Guest Post: Dicks Are Weird

From time to time I want to inject another point of view into the blog, and allow someone else’s rambling thoughts to consume your time. This post comes from The Masturbatory Penguin who is one of my closest friends and an exceptionally talented writer who I’m pretty sure would eclipse me if I allowed her full reign around here. Enjoy!

Dicks are weird.

Male genitals were not designed with aesthetics in mind. Not that the average vagina is necessarily a work of art, but at least it tucks away neatly, leaving just a coy little mound to hint at the treasures within. The penis, not so much. It’s out there, front and centre, and it’s ready to party. Oh look! It even brought a couple friends!

It’s all function and no form, is what I’m saying. It would never sell at Ikea. And yet, I want one. Sometimes. Or rather, I wonder what happened to the one I was supposed to have.

Bigender, gender fluid… take your pick. The nomenclature will continue to evolve as trans rights and issues become increasingly prominent, but basically, I look like a chick, and about half the time I identify as one. The other half? Dude, where’s my cock? (It’d also be nice to get some of that male privilege, but for now, let’s focus on my junk.)

This presents a unique set of challenges when it comes to masturbation (and partnered sex, but that’s a much larger topic, and also ugh, other people…). As a woman I’ve got all the bits I need, but when I’m feeling particularly male, I come up short. Like, really short.

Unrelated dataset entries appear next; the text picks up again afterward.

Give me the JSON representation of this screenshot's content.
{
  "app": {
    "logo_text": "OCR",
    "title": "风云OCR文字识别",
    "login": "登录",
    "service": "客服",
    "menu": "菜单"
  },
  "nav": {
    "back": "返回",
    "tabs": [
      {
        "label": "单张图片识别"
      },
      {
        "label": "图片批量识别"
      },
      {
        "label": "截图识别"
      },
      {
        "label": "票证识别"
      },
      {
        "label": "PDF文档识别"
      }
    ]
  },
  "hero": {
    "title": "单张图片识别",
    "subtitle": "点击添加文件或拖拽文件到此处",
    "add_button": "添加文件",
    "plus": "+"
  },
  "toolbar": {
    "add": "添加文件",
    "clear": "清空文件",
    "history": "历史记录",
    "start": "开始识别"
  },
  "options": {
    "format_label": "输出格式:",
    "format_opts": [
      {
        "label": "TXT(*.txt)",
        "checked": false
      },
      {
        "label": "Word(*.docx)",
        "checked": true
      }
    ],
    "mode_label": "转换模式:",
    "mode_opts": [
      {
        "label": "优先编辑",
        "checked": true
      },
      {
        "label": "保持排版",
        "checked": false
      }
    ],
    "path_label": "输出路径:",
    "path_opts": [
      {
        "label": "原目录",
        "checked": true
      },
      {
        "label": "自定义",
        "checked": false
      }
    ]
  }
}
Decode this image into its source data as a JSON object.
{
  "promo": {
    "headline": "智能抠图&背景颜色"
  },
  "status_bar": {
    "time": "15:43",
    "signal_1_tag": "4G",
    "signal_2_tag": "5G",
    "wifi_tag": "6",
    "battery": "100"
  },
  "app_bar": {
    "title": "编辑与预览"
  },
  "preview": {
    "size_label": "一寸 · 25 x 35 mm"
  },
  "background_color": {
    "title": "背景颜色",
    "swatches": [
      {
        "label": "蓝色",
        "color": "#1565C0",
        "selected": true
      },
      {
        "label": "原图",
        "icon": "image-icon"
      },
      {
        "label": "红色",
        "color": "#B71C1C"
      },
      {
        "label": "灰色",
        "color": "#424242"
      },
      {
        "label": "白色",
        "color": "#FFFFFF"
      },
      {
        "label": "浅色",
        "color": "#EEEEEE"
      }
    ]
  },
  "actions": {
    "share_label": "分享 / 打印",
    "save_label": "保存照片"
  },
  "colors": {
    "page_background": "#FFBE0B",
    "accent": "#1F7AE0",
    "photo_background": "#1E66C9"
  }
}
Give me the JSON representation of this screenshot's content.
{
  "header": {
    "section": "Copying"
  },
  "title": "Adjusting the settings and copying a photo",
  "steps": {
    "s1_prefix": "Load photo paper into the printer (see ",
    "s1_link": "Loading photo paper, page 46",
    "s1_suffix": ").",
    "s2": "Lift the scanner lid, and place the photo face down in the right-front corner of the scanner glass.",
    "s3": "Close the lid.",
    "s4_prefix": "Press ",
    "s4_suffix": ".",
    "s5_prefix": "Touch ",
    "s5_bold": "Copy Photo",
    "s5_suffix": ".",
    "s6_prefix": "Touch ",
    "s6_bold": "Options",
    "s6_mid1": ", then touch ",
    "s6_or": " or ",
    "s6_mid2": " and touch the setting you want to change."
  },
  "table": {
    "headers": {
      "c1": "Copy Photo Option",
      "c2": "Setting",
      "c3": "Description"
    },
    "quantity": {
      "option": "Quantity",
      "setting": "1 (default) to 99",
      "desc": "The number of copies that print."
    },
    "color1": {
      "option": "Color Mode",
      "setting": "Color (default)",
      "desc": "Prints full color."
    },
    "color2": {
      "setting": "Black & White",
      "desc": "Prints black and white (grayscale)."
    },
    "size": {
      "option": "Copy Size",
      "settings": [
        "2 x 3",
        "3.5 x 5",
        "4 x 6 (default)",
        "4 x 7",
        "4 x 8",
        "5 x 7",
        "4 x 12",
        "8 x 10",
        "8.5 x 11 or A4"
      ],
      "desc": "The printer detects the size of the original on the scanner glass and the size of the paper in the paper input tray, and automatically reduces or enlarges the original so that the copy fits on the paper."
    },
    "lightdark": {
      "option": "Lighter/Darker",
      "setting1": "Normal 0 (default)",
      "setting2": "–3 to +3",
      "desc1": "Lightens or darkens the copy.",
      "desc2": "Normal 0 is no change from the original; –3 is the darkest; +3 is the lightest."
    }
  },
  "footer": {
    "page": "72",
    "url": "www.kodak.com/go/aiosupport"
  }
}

It’s… it’s still just a clitoris. The nerve endings are all there, but stimulating them can cause dysphoria, which is a great way to kill the mood. It’s hard to stay properly turned on when you reach for your junk and discover it’s been filed down to a nub.

My kingdom for a strap­-on with a synched butterfly that vibrates according to the pressure or motion applied to the dong! Okay, so it’s not likely to become a catch phrase, but it’s still something that should exist. Responsive sexual devices do exist, but they’re designed and marketed towards cisgender couples who want to interact over a distance, not transgender singles hoping to use one type of action to create a different type of stimulation.

Since the major toy companies aren’t likely to view the trans community as a major source of revenue any time soon, what’s a girl­slash­boy­slash­both­slash­neither to do?

My best makeshift solution so far is to simply use existing toys in ways they were never intended. My personal favourite is using a g­-spot stimulator on the clitoris. It gives me a shaft to stroke (a pencil dick to be sure, but it’s better than nothing), and my other hand “cups the balls”, i.e. holds the vibrating tip of the toy loosely against my happy place while the stroking action gives it a bit of movement.

In a pinch you could probably use a standard vibe for this sort of thing, but I find these g-spot toys to be the best in terms of a providing comfortable jerk angle (never underestimate the importance of masturbatory ergonomics. Carpal Tunnel isn’t sexy) and a length that’s good for my ego. Girth, not so much, but it’s not like cis boys get a whole lot of control over their dimensions, either*.

*Thank God. The vagina is not a Tardis.